Música 23) “Don’t Cha” – Pussycat Dolls
Tudo bem, a versão original de Tori Alamaze é mesmo mais cool e sutil (eu às vezes prefiro tocar ela, que é bem Prince, repara), mas chega no refrão e ela desanda, justamente onde a versão das Pussycat Dolls explode. Melhor pra elas – número 1 em um monte de paradas de sucesso, um clipe óbvio e correto tocando sem parar e versos que são cantados com a desenvoltura e sensualidade de caixas registradoras. É justamente este equilíbrio (mercado e pista, aqui o assunto não é “Arte”…) que torna a versão das PCD tão instantânea. E daí que elas são um grupo de dançarinas de lingerie em Las Vegas que existe desde 1993 e cujo único integrante original é o criador, Robin Antin? E daí que sua atual “líder” (Carmen Electra já ocupou o posto), Nicole Scherzinger, seja ex-integrante do grupo Eden’s Crush, vencedor do American Idol (o Fama original)? E daí que é vulgar? A graça da horizontalização da época em que estamos vivendo é que até a grande indústria tem que rebolar pra emplacar um hit. E nesse caso, a moeda é o sexo – sem precisar de nudez, insinuação ou penetração, tudo no suíngue robô, tudo na base da perva superproduça, mas sem cair nos clichês de pornografia do pop moderno. Aqui a graça é a aerografada, photoshopada, protoolzada – Hollywood, parece brilhar o glow. A falação de Busta Rhymes ao final é dispensável, mas também não chega a incomodar.

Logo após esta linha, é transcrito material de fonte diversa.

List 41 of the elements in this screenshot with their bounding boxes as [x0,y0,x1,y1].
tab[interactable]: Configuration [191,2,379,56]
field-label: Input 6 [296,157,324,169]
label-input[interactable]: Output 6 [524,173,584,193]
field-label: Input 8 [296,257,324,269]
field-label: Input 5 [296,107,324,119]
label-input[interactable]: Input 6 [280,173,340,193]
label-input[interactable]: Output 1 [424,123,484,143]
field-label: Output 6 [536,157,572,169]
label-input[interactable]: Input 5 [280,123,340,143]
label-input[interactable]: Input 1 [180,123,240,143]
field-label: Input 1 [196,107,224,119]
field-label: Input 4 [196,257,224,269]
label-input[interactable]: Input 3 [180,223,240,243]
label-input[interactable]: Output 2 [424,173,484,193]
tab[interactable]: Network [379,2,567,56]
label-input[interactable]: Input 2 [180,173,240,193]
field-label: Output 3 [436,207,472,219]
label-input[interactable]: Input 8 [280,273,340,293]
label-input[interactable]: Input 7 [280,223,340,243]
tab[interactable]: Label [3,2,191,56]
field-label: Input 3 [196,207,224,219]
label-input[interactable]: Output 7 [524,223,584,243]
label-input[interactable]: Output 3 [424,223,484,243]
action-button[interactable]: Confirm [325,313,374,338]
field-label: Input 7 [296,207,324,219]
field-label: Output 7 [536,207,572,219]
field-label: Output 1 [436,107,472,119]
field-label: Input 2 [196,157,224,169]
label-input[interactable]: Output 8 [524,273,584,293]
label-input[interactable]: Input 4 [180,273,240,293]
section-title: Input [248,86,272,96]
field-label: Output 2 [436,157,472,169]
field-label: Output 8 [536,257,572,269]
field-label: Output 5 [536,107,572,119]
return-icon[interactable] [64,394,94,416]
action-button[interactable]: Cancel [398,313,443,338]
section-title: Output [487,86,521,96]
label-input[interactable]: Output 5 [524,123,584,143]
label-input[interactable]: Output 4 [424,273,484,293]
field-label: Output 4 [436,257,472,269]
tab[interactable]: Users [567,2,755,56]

Show 23) Jess Saes no Milo Garage, em São Paulo
Eles podem ser velhos indies brazucas (um ex-Second Come, dois ex-Terrible Head Cream) e citar referências de pós-rock, mas os quando cariocas dos Jess Saes tocaram no Milo, fediam à psicodelia moderna – um pé no Pink Floyd de Syd Barrett outros nas vaibes dos Chemical Brothers e a cabeça zunindo nas instrumentais viajandonas do Primal Scream, mas sem eletrônica, sempre rock, classudo – como se o Mopho de Alagoas começasse a tomar ecstasy entre as refeições de LSD. O mirrado público da noite decolou dali pra 67 e eu ficava pensando que bela noite eles não fariam com o E.S.S. de Curitiba e o Labo daqui de São Paulo…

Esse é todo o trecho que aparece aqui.